Dans un communiqué, cosigné par le président châlonnais Michel Gobillot et son homologue rémois Eric Girardin, les deux clubs marnais, relégués de Pro B la saison dernière et assurés de leur maintien en N1, dénoncent la décision du Conseil Général de ne pas leur attribuer de subvention « de soutien au sport de haut niveau ».
Or, l'Espé et le RCB répondent aux critères d'attribution qui sont : « 1. Avoir un statut associatif et pratiquer le sport de haut niveau. 2. Avoir une équipe évoluant au niveau national (hors ligue pro). 3. Avoir des équipes jeunes de moins de 20 ans ». Ainsi, selon le barème établi par le Conseil Général, les deux clubs devraient bénéficier d'une aide de 45.000 euros.
« Malgré le fait que nos deux clubs respectent strictement ces pré-requis, le Conseil Général a refusé de nous attribuer cette subvention, dans un premier temps relativement à notre passé récent en ligue professionnelle, et dans un second temps, en s'appuyant sur le fait qu'il y avait « une présence majoritaire de joueurs professionnels » dans nos effectifs », précise la lettre ouverte.

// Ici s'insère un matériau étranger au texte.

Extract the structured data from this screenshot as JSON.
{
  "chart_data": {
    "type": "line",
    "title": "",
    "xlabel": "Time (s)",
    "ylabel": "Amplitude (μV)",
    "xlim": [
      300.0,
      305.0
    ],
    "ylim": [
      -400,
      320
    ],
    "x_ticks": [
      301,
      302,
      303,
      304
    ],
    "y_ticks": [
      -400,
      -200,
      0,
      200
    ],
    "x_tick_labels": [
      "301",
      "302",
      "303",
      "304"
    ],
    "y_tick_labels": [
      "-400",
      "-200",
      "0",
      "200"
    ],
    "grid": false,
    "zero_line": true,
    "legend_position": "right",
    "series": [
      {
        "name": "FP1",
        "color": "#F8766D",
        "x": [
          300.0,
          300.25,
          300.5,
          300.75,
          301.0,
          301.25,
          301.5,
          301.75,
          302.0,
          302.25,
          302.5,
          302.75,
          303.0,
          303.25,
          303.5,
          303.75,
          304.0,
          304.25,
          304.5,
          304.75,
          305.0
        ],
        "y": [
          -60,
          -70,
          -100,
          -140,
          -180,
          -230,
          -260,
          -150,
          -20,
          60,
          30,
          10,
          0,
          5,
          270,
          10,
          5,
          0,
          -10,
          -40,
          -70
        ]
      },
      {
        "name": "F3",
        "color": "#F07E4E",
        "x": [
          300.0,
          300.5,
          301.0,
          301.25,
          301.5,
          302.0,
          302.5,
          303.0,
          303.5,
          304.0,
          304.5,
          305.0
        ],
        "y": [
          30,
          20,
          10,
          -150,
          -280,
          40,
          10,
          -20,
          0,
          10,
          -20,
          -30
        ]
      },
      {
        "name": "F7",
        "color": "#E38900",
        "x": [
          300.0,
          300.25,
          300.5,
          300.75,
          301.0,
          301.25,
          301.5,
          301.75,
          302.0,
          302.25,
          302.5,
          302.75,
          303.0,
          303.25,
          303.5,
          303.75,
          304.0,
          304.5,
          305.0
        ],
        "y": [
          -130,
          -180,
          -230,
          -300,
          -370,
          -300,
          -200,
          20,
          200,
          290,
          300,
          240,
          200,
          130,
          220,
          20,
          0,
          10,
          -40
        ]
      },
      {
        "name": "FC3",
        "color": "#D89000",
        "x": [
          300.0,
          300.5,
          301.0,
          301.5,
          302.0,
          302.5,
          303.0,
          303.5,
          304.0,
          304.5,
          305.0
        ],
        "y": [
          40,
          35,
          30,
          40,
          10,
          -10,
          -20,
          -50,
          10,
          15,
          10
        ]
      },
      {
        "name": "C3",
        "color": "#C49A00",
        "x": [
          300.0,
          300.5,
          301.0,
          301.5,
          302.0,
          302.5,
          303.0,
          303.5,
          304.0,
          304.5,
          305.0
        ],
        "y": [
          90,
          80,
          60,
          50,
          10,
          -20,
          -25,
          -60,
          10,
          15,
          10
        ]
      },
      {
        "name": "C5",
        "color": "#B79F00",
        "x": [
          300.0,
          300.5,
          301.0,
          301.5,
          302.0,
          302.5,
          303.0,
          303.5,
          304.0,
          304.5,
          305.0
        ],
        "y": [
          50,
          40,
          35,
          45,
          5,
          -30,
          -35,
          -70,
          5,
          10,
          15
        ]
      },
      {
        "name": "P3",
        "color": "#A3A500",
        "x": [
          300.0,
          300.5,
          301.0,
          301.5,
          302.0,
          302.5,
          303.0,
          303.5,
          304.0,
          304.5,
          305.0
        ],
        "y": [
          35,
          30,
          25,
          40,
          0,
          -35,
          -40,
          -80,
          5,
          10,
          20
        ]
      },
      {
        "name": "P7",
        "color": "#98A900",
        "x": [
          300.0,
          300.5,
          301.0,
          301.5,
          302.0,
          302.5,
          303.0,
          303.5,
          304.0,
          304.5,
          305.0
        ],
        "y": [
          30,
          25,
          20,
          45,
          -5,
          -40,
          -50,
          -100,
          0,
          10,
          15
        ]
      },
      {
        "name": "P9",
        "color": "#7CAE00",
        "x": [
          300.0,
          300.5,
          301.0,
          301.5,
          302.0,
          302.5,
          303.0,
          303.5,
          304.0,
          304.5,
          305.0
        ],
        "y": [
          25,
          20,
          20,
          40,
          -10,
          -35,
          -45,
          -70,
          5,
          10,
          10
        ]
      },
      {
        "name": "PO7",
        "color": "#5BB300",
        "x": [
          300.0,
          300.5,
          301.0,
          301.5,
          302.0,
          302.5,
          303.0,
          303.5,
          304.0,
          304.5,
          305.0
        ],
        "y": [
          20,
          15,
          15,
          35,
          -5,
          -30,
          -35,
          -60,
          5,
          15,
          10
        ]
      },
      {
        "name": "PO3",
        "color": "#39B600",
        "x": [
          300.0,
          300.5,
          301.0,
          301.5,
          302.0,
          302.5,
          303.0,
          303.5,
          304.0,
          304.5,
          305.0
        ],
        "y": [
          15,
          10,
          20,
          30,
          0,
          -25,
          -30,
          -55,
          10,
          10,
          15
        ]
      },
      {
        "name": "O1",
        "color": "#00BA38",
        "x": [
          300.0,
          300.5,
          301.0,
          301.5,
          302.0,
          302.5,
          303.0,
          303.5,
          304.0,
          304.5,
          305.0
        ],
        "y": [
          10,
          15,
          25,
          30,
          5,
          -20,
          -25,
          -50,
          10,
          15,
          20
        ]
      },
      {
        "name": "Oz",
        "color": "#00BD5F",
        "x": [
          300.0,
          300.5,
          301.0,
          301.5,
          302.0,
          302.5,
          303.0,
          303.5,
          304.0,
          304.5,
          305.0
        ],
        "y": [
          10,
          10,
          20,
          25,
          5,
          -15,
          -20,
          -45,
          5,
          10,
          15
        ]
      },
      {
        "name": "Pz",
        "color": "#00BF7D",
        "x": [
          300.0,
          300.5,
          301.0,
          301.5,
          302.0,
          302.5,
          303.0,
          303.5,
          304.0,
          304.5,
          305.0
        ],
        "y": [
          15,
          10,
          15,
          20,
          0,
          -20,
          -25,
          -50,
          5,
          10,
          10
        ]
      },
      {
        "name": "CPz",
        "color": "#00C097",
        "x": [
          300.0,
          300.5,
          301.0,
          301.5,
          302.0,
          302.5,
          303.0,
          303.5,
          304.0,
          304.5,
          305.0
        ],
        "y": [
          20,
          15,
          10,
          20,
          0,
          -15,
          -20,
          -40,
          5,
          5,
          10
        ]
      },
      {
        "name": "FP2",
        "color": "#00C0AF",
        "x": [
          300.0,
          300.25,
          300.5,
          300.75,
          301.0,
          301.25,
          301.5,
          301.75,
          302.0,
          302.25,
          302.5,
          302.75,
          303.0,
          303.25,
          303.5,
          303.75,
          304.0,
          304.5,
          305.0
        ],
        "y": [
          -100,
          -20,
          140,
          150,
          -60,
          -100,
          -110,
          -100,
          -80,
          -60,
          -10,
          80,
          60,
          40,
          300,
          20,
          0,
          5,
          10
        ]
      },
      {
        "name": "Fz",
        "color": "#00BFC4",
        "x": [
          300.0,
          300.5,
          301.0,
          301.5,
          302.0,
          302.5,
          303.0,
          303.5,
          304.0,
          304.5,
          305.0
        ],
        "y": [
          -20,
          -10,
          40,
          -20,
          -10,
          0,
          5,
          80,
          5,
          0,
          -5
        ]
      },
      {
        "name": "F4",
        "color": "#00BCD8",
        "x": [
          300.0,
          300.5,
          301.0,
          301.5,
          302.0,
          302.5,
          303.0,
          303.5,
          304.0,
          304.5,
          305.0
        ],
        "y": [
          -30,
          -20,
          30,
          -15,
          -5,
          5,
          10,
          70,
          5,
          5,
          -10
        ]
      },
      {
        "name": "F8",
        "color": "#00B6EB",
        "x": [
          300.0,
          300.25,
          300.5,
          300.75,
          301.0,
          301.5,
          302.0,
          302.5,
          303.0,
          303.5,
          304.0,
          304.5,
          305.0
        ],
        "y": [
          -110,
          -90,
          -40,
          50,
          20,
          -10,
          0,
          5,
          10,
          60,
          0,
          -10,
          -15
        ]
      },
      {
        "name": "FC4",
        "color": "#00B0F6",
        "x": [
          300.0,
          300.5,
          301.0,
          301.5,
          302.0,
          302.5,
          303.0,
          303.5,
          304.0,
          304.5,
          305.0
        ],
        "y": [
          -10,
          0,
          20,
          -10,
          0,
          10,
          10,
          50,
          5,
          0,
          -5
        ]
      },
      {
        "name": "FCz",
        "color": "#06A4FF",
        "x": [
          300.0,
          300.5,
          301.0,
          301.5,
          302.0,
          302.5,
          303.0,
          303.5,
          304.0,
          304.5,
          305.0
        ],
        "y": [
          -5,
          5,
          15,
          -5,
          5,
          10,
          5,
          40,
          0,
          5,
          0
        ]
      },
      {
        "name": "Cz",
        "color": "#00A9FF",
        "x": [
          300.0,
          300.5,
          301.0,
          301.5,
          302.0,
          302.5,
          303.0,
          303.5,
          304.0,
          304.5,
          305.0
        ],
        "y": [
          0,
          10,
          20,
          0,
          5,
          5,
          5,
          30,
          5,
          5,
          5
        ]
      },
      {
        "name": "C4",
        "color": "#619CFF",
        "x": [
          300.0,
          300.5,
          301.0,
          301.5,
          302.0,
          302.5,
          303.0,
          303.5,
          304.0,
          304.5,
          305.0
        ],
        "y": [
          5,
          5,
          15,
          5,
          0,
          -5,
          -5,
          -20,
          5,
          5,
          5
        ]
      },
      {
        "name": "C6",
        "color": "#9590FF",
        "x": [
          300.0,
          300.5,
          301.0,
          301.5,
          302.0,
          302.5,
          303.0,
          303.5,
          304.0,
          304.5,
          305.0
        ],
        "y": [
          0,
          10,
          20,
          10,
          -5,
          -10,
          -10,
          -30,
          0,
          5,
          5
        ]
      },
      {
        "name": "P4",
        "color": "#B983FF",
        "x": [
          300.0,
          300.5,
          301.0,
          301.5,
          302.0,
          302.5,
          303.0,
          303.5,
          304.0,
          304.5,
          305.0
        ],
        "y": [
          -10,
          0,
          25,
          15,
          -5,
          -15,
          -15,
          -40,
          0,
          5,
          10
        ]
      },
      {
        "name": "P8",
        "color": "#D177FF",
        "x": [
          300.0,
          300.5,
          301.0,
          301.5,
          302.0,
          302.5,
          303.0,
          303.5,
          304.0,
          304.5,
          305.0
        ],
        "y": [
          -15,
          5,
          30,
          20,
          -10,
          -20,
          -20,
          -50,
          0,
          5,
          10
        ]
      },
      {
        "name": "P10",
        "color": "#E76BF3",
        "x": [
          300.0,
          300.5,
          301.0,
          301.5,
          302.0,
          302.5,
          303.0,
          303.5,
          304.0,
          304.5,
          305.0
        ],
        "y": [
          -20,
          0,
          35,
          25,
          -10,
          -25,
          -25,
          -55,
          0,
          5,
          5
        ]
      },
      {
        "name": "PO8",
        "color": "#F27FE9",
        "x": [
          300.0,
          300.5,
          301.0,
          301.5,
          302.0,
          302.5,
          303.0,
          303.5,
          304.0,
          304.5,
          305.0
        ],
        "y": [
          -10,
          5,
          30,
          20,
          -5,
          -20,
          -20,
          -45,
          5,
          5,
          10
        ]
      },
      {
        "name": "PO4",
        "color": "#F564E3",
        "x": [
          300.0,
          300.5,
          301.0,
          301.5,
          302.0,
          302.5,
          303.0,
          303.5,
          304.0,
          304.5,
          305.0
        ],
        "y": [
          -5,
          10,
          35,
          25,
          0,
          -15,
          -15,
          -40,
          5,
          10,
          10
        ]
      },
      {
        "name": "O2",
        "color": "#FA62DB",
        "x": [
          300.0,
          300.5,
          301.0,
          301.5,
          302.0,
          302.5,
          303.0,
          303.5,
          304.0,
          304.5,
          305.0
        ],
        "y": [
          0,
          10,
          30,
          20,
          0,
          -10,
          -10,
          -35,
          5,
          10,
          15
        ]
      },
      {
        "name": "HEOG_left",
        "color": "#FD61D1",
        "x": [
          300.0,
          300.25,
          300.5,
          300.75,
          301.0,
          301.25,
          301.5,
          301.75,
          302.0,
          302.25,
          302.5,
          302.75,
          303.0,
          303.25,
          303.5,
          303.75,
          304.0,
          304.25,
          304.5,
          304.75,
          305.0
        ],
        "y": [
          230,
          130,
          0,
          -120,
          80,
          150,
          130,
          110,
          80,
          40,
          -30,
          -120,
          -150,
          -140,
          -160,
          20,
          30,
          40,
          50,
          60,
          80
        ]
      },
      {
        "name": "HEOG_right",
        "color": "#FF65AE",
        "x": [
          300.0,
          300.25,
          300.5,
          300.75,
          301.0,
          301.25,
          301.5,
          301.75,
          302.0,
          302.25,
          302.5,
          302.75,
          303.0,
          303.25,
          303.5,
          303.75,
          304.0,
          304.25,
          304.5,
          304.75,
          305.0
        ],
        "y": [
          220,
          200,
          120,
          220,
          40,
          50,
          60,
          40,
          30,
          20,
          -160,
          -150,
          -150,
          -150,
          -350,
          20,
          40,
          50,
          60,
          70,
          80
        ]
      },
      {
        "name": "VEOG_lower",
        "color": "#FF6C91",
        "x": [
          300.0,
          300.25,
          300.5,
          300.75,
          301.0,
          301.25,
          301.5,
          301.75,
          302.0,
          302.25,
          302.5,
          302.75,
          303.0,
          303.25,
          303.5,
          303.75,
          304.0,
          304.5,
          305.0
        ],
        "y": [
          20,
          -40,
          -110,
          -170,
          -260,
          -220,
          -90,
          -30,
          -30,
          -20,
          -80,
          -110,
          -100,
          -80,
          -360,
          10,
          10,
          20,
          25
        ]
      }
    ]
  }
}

« J'ai assez donné pour le basket »
« Au regard des subventions accordées à l'ensemble des clubs sportifs marnais de haut niveau, il nous apparaît injuste de ne pas figurer parmi ces bénéficiaires, et nous estimons que cette décision relève donc d'un traitement pour le moins inégalitaire », poursuivent les deux présidents avant de citer Philippe Michelot, vice-président chargé notamment des affaires sportives. « Cette position a été confirmée le 20 mars 2009 par M. Michelot […], lors de la présentation de la nouvelle politique sportive du Conseil Général, en ces termes : j'ai assez donné pour le basket. Nous laissons à chacun le soin d'interpréter ces propos », écrivent-ils.
Hier, après avoir eu connaissance du communiqué, nous avons essayé de joindre Philippe Michelot, sans succès.
Restons convaincus que l'intéressé, ou ses services, ne manquera pas de réagir rapidement sur cette affaire qui confirme le peu d'intérêt accordé par le conseil général de la Marne au sport de haut niveau et professionnel.